– Flanked by a bare patch of prairie just outside of town sits a nondescript factory that churns out 23 transit buses a week, providing the foundation for the nation’s transportation infrastructure.

Winnipeg-based New Flyer Industries Inc. is North America’s largest manufacturer of heavy-duty transit buses — those beastly vehicles that brave cold and heat, some working up to 22 hours a day, to transport thousands of commuters between home and work, and beyond.

“It is very demanding duty,” said Wayne Joseph, executive vice president of New Flyer’s Bus Business.

With some 750 employees, New Flyer is one of St. Cloud’s top private employers. Another 325 people work at the company’s Crookston plant.

“Who would have thought they would be right here in the heart of Minnesota?” said St. Cloud Mayor Dave Kleis. “They’re a nice little gem.”

All told, New Flyer Industries Inc. produces an average of 50 buses a week at manufacturing facilities in St. Cloud, Crookston, Winnipeg, Indiana and Alabama. A tour of the shop floor reveals that many of the buses represent the civic personalities of their future locales.

New York City buses? They’re no-nonsense, painted white, with plastic seats.

Las Vegas buses? Positively glitzy, with smoky tinted windows, and a wide gold exterior midsection.

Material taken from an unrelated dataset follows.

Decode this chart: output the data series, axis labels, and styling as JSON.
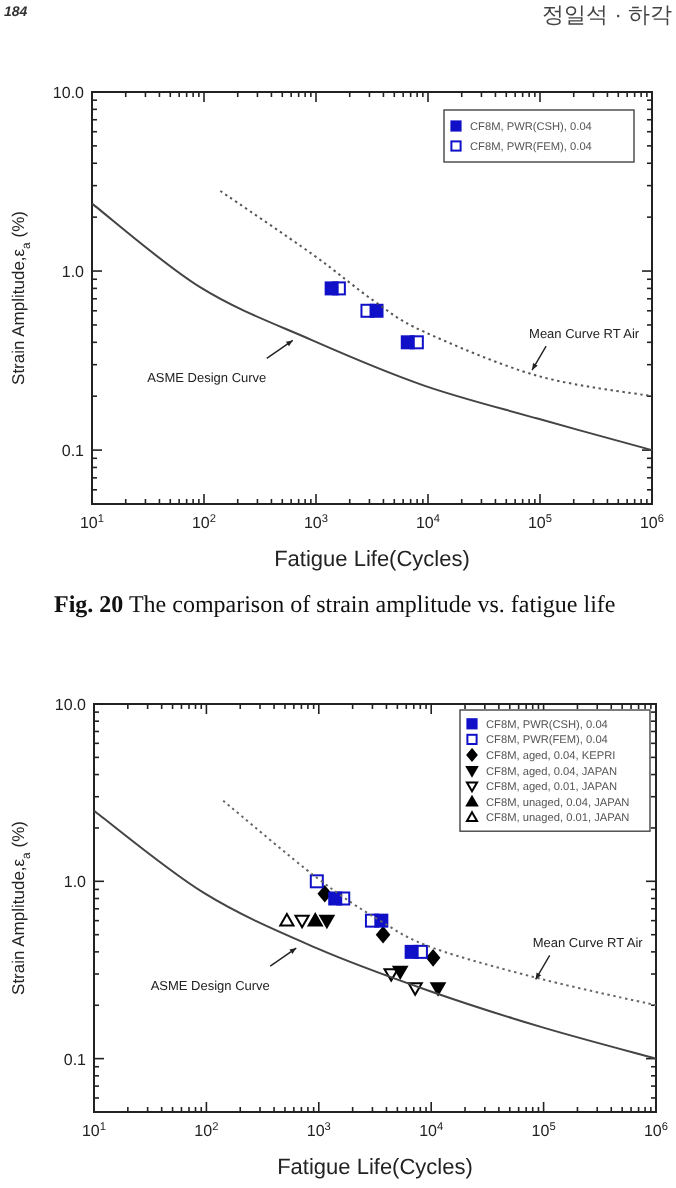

Suburban California — well, they’re green, of course, in fuel source (natural gas) and in color.

“Every city has its own specifications, based on what they think is important,” Joseph said. “So standardization would be hard.”

Details vary widely, such as fabric vs. plastic seating, the way seats are arranged, whether the driver’s area is encased with protective glass, and differences in fare boxes, surveillance equipment and GPS systems. Buses headed to Los Angeles, for example, are delivered without seat pads — workers assemble them locally to create jobs in California.

“The only thing that’s the same on these buses is that the tires are black,” Joseph said, in all seriousness.

Yet there are some standard features. Buses range in size from 30 feet (think: airport shuttle) to 60 feet, and include bus-rapid transit vehicles and trolleys, as well. There are different energy options — ranging from diesel, natural gas, electric and hybrids.

Replacing old models

Unlike many corporate executives who talk endlessly about growth opportunities in places like China and India, the low-key Joseph says the bus market is largely a function of replacing existing vehicles. Buses tend to be used for 12 years, depending on wear and tear.

Buses in the United States are funded mostly with transportation dollars derived from the federal gas tax. Municipal and local transit authorities — such as Metro Transit in the Twin Cities — receive up to 80 percent of the funding for a new bus, which, on average, costs about $468,000.

A recent report by the U.S. General Accountability Office suggested that it could be easier and cheaper for the nation’s 2,200 transit agencies to make their purchases through the General Services Administration. However, that would require legislative action.

Interestingly, New Flyer doesn’t do a huge amount of business with Metro Transit, but does provide buses in St. Cloud and Maple Grove. “We’re working hard to get more of their business,” Joseph said of Metro Transit.

And, despite evidence that the millennial generation prefers public transit to cars, Joseph doesn’t foresee a surge in new bus orders. “I don’t see a lot of new cities suddenly starting” new transit authorities, he said.

$3.2 million expansion

During the Great Recession, many U.S. transit agencies reduced bus service, increased fares and shed employees. Because bus purchases have such a long lead time, New Flyer experienced the slowdown and subsequent recovery later than many manufacturers. The company has been able to grow because it has added new kinds of products to the mix.

Two years ago, New Flyer embarked on a $5 million expansion in St. Cloud that included $3.2 million in new machinery and equipment and about 130 additional jobs. The expansion, which included a $375,000 training grant from the state, was spurred by a joint venture with Alexander Dennis Ltd. of Scotland that involves production of the Midi, smaller, 30- to 35-foot buses.

And last month, New Flyer reached an agreement to buy Winnipeg-based Motor Coach Industries International Inc. for $455 million — a transaction the Canadian business press called a “blockbuster deal.” The acquisition, expected to close by the end of this year, gives New Flyer entry into the motor coach business — vehicles designed for longer trips.

Joseph said it’s too early to say how the acquisition will affect St. Cloud operations. “But it won’t be negative,” he noted.